For detailed step-by-step solutions to specific questions from your physical copy, you can refer to academic portals like GDZ.ru or Euroki , which host comprehensive guides for the Zagladin-Minakov curriculum.
This chapter examines the transformation of Russian culture after the revolution, the rise of "Socialist Realism," and the state's efforts to control intellectual life. istoriia rossii 9klass khkhvek zagladin minakov 19 voprosy
The state pursued active secularization. Religious schools were closed, the teaching of creeds was forbidden, and Sunday was briefly abolished as an official day of rest in favor of a continuous work week. Many clergy members became victims of political purges. Religious schools were closed, the teaching of creeds
The primary goals were to eliminate illiteracy, create a new "Soviet intelligentsia" from the working class, and establish Marxist-Leninist ideology as the sole basis for the country's spiritual life. In the 9th-grade textbook by Zagladin, Minakov, Petrov,
In the 9th-grade textbook by Zagladin, Minakov, Petrov, and Kozlenko, Chapter 19 focuses on "Spiritual Life and Culture in the 1920s" (or in some editions, the period between 1929–1941).

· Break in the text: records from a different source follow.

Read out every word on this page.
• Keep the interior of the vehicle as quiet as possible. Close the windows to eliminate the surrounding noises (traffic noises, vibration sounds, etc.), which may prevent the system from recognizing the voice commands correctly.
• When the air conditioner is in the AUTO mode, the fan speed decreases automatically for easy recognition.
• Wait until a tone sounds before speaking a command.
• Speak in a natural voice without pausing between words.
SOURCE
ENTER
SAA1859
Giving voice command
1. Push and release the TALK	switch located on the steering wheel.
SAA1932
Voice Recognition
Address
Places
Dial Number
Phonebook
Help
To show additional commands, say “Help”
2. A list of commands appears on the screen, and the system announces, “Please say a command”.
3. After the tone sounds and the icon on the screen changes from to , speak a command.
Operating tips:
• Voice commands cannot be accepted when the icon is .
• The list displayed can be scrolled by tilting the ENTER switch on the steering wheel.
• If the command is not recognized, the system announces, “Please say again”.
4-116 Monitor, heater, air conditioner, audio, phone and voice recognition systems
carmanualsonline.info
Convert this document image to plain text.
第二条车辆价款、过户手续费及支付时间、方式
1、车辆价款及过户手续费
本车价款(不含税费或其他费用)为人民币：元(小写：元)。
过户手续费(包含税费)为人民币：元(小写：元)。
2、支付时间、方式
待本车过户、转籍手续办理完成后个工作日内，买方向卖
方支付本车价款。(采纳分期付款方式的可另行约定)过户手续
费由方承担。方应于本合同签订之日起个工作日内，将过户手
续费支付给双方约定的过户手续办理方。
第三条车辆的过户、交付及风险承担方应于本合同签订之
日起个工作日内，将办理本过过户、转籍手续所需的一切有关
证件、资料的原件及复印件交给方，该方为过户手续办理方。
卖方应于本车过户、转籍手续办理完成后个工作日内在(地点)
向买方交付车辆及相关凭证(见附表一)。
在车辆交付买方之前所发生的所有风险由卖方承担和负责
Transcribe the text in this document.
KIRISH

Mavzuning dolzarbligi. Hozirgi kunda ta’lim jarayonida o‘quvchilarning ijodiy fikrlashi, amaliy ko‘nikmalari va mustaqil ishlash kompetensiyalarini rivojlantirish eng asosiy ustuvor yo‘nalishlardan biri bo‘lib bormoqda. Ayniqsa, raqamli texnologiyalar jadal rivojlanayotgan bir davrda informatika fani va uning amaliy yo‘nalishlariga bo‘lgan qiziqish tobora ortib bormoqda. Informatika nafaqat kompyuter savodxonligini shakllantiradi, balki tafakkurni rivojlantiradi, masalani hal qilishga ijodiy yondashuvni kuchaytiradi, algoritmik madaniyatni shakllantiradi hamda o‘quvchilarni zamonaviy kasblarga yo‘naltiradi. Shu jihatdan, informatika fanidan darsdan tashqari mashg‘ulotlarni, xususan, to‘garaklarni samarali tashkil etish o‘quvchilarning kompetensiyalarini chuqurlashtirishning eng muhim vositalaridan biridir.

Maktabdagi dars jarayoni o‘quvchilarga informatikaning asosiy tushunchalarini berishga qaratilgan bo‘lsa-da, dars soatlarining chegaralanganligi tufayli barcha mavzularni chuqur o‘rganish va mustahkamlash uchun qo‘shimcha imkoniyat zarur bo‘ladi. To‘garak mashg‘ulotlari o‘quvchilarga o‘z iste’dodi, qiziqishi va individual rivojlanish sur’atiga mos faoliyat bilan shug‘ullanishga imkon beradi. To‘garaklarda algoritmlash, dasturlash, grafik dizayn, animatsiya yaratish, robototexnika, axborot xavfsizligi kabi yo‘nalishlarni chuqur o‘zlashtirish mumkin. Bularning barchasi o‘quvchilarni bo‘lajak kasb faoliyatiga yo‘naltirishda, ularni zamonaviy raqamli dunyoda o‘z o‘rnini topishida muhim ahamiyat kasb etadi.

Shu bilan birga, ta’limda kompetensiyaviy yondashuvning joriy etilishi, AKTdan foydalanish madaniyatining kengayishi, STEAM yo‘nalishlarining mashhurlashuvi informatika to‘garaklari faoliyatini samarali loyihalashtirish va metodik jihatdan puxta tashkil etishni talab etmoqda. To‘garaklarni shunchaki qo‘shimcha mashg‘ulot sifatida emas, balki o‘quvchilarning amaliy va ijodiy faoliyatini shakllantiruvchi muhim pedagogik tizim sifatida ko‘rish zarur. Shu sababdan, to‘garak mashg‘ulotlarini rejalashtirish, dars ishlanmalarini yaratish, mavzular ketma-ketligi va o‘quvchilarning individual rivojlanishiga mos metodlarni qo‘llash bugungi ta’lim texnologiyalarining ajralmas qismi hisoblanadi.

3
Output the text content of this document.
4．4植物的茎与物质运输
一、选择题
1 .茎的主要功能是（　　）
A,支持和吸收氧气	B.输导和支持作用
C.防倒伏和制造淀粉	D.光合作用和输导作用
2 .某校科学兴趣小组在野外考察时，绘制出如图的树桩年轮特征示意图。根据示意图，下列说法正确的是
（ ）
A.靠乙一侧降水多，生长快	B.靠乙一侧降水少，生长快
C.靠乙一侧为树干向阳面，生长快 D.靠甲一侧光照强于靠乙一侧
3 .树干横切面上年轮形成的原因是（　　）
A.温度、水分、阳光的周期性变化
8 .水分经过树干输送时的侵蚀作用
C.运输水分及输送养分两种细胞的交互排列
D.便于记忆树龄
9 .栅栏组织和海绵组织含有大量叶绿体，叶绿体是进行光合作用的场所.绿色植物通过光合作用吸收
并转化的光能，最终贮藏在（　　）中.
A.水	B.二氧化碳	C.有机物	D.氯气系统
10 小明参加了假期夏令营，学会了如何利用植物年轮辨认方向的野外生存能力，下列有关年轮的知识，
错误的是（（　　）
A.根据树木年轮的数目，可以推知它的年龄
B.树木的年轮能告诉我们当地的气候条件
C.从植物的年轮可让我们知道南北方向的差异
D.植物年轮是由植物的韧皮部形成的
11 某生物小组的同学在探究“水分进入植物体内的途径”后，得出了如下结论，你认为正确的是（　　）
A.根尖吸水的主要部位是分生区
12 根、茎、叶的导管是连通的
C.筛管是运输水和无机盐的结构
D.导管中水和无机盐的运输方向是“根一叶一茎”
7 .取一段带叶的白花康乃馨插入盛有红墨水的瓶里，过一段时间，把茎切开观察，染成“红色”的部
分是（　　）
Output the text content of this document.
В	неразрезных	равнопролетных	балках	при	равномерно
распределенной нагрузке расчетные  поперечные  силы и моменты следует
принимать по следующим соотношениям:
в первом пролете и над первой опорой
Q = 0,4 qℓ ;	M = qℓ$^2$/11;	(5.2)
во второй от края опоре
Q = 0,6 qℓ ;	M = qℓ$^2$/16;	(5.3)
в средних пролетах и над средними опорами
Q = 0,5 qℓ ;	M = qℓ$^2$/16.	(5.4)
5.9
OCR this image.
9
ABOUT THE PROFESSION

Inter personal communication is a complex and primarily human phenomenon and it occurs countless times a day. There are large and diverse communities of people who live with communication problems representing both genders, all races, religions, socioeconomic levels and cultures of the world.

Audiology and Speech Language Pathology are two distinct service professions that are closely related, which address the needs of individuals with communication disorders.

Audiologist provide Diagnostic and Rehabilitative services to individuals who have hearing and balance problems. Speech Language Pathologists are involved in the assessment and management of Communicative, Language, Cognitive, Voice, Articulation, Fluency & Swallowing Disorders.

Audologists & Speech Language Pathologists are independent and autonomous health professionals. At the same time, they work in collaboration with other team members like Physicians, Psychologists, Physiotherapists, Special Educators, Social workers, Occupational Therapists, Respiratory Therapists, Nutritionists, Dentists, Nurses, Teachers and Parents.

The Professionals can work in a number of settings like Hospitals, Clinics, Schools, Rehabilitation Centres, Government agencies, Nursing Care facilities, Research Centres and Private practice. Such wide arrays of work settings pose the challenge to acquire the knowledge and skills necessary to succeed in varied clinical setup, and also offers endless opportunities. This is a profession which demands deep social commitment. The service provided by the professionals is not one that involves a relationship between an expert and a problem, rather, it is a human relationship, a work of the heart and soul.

By the late 1930s, the USSR achieved near-universal literacy among the younger generation. Compulsory primary education was introduced, and the number of higher education institutions (universities and technical colleges) grew significantly. Study Resources
It served as a tool for propaganda. The state needed art that was "national in form and socialist in content" to mobilize the population and glorify the achievements of the Soviet system.